What do Bat Boy, Eskimo Pies, magicians, and mayflies have in common? Each of them at some point took up residence in my mind, evoking sensations, images, and words I couldn’t ignore. It’s a delight to sit with such obsessions and guide them into the shape of a poem. Sometimes my poetry focuses in on something weird or quirky or delves into the surreal; perhaps that’s my small attempt at “telling it slant” (a phrase from Emily Dickinson’s poem “Tell all the truth but tell it slant”).

Some contemporary poets I admire for their skill and talent in crafting poems that live in the realm of the funny, the odd, and the fantastic: Amy Gerstler, Tony Hoagland, Thomas Lux, James Tate, and Charles Harper Webb.

I live in Seattle, where I am a freelance writer and editor, teacher, and an editor for the online poetry and art journal the DMQ Review.

My chapbook Magic Word was published by Pudding House Publications in 2007. Dancing Girl Press will publish my chapbook What to Make of a Diminished Thing in 2012, and my first full-length poetry collection is coming out from Mayapple Press in early 2013.

Awards and honors include: 2008 seminfinalist for the 2008 University of Wisconsin Press Poetry Series contest; finalist for the 2007 St.
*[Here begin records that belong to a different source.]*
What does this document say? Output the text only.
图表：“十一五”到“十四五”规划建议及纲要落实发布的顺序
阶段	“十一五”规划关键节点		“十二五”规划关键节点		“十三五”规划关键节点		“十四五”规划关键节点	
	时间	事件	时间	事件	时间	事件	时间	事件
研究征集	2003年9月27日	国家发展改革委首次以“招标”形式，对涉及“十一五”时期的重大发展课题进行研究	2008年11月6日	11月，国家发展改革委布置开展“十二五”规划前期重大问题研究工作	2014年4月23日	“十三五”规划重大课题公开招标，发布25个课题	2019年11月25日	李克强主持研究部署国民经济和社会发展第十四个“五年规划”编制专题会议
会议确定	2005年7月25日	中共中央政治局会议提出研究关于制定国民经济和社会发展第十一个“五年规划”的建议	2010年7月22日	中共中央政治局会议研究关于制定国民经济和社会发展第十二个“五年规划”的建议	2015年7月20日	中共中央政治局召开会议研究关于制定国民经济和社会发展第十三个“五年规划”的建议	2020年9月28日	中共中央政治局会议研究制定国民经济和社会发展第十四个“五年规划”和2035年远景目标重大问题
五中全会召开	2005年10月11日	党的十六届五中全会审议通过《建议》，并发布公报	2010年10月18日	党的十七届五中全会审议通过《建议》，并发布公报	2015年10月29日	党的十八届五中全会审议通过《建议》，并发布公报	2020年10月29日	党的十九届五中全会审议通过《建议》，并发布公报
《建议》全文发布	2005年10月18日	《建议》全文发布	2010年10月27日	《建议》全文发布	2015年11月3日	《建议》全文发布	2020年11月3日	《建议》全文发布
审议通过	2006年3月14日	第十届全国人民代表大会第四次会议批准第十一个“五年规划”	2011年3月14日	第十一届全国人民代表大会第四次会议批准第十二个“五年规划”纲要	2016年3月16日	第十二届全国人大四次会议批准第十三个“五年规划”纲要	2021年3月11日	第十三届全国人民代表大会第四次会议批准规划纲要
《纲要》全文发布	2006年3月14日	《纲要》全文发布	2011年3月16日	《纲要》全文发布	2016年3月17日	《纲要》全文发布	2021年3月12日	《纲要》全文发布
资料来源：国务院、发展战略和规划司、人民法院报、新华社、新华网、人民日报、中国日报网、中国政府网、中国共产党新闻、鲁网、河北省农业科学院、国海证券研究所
Lawrence Book Award; semifinalist for the 2008, 2009, and 2010 Crab Orchard Series in Poetry First Book Award and the 2009 Crab Orchard Open Competition; finalist for the Floating Bridge Chapbook Award in 2004, 2006, and 2007; Honorable Mention in Late Blooms Poetry Postcard Contest; semifinalist for the 2005 “Discovery”/The Nation poetry contest.

My work has appeared in a variety of journals, including Crab Orchard Review, the Seattle Review, Crab Creek Review, Hubbub, Floating Bridge Review, 5 AM, and Sentence. I took my MFA in Creative Writing and Literature from the Bennington College Writing Seminars. I’ve taught poetry writing to children and adults; my “poetry appreciation for cats” class never quite took off.